Introduction.

Libby Hart’s poetry crosses diverse cultural worlds and physical locations. She often incorporates emotional landscapes into these settings in order to convey the human condition, and her work has strong links to nature as a theme.

Hart’s first poetry collection, Fresh News from the Arctic, underpins her preoccupations around place, memory, history, culture and mythology. She also gravitates toward threads and linkages to create layers of meaning. This is best conveyed through the lyrical and narrative work This Floating World, which essentially celebrates how we are connected to all things.

In This Floating World, the almost book-length title poem acts as a cycle of voices or oral map of Ireland. The reader is guided through this invocation of place via the intimate soliloquies of people, ghosts, animals, landscape and ocean. The wind and the rain largely dictate the direction this journey takes.
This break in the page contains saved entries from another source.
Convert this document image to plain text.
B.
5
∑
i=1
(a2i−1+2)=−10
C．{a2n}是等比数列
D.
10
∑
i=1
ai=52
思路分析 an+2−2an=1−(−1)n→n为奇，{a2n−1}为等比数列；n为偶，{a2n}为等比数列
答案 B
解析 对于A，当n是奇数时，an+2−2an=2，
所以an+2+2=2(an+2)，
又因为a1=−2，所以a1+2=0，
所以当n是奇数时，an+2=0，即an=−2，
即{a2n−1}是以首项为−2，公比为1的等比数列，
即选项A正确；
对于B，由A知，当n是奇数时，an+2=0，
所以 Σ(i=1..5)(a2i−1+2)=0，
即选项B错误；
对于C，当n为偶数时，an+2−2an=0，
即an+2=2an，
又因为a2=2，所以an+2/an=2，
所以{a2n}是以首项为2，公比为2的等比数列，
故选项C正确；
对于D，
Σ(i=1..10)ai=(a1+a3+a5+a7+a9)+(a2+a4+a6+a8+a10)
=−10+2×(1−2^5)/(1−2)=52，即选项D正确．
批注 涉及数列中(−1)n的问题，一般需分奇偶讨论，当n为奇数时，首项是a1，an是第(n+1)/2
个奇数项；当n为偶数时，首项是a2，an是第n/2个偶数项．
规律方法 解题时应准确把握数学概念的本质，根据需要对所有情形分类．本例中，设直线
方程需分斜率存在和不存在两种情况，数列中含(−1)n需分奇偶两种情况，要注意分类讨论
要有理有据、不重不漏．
Poet and academic Prof David McCooey, judge of the 38th Age Book of the Year awards (Dinny O’Hearn Poetry Prize), wrote of This Floating World: “Others have presented Ireland as ghost-haunted and watery, but Hart’s version of that seems entirely original. Her landscape is peopled by enigmatic loners, full of desire and suspicious of speech. Hart’s pared-back diction, powerful metaphors and sense of atmosphere all combine to make this a gripping collection”. [McCooey, D., ‘The Pick of the Crop’, The Age, Life & Style supplement, 6 August 2011, p. 26.]

Libby Hart’s third collection of poetry, Wild, contemplates our ties to, and experience with, the world around us. International in scope, Wild evokes notions of wonderment and wanderment chiefly via poems about animals, birds and migration (both human and nonhuman).
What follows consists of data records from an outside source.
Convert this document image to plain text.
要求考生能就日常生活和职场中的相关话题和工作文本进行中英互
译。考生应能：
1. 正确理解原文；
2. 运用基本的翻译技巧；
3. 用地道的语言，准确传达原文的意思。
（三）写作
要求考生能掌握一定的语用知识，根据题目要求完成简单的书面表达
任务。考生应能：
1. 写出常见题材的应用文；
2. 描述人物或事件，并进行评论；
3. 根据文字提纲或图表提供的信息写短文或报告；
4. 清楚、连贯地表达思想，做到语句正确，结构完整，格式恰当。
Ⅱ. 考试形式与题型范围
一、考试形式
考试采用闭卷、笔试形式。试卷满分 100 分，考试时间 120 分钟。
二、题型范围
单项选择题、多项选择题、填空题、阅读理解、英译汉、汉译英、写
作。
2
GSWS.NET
Wild was described by the judges of the 2015 New South Wales Premier’s Literary Awards (Assoc Prof Kim Chen Boey, Mr Peter Boyle and Dr Peter Minter) as a “powerful collection [that] is informed with the wonder and wild energy of a bestiary of familiar creatures made unfamiliar through Hart’s sinuous lyricism … Language in these poems works not simply as representation but as incantation, spell and offering”. [Boey, K. C. et al., 2015 New South Wales Premier’s Literary Awards Judges Report, State Library of New South Wales with Arts NSW, Sydney, 2015.]

In her most recent collection, Burn, Libby Hart confronts the emotional archaeology of the past and an Anthropocentric present. At the heart of this new collection is truth-telling and the act of honouring lived experience. Hart scrutinises power relationships, histories, trauma, vulnerability, strength, consequences and smouldering desires with a steadfast gaze. Burn is a passionate lament that bears witness to what illuminates and what destroys.